Zorneding - Helga K. liebte ihren 16 Jahre alten BMW mit mintgrüner Individuallackierung. Das war ihr Markenzeichen, wie auch die rote Brille, das pinkfarbene Fahrrad und blaue Wohnhaus. Jetzt wurde ihr das alte Fahrzeug zum Verhängnis.

© sro
Der mintgrüne BMW von Helga Keller-Wolf.
Wegen Eisglätte kam die 58-jährige Künstlerin aus Neukeferloh am Dienstag auf der Bundesstraße zwischen Zorneding und Eglharting ins Schleudern und auf die Gegenfahrbahn, wo sie mit einem BMW-Jeep zusammen knallte. Die Feuerwehr konnte sie noch aus dem Fahrzeugwrack befreien, aber K. erlag wenige Zeit später schon auf dem Weg in die Klinik ihren schweren Verletzungen.

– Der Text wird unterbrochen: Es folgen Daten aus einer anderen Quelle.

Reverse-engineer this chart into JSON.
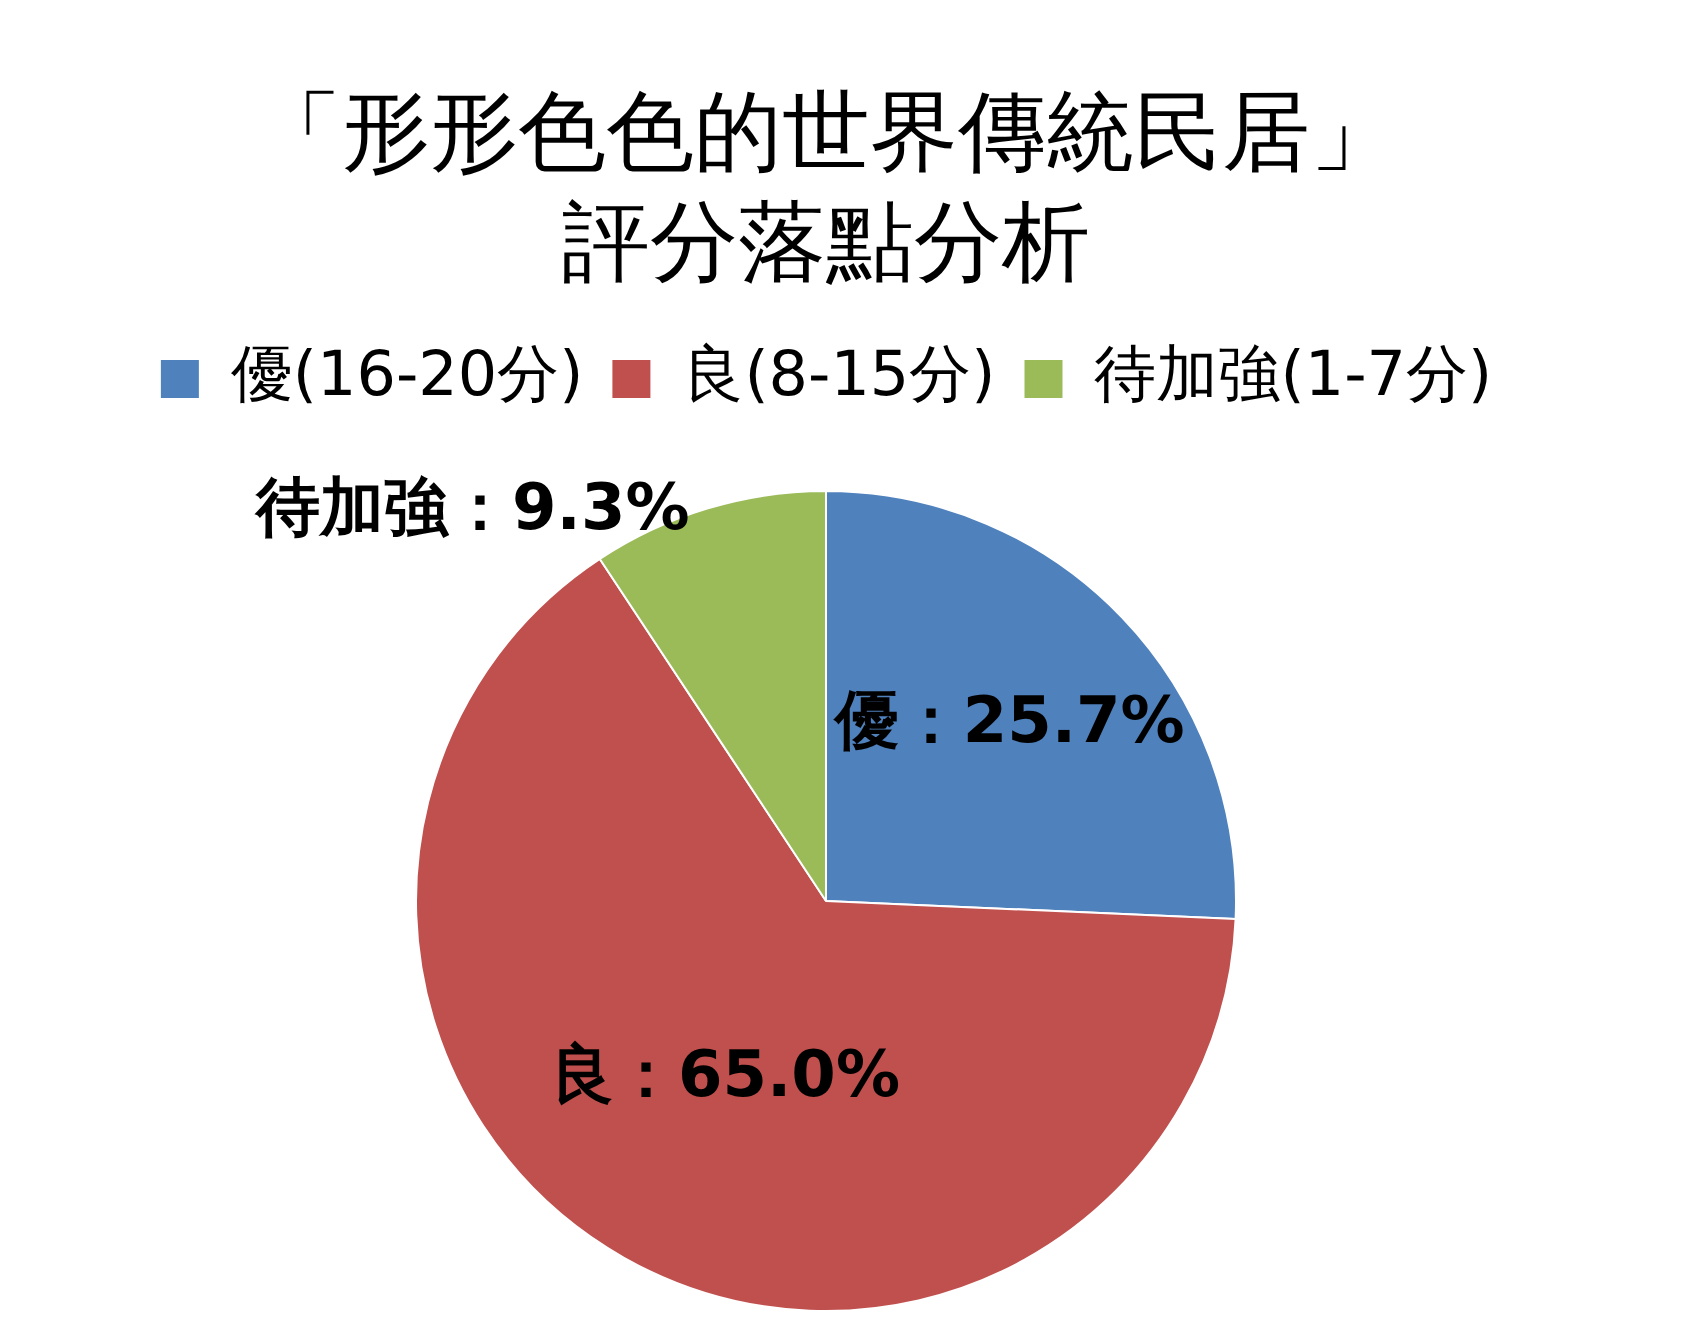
{
  "chart_data": {
    "type": "pie",
    "title": "「形形色色的世界傳統民居」評分落點分析",
    "categories": [
      "優(16-20分)",
      "良(8-15分)",
      "待加強(1-7分)"
    ],
    "values": [
      25.7,
      65.0,
      9.3
    ],
    "colors": [
      "#4f81bd",
      "#c0504d",
      "#9bbb59"
    ],
    "value_labels": [
      "優：25.7%",
      "良：65.0%",
      "待加強：9.3%"
    ],
    "legend": "top"
  }
}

Der Zeitpunkt ihres Todes ist auch deshalb sehr tragisch, da sie sich schon so auf die nächsten Tage gefreut hatte. Es war ein Pressetermin in ihrer derzeitigen Kunstwerkstatt geplant. Der von der Gemeinde Grasbrunn zum 100-jährigen Jubiläum des Ortsteil Neukeferlohs 2009 gegründete Skulpturenweg sollte nach einem Werk von Rudolf Lorenz durch K. sein zweites Kunstwerk erhalten.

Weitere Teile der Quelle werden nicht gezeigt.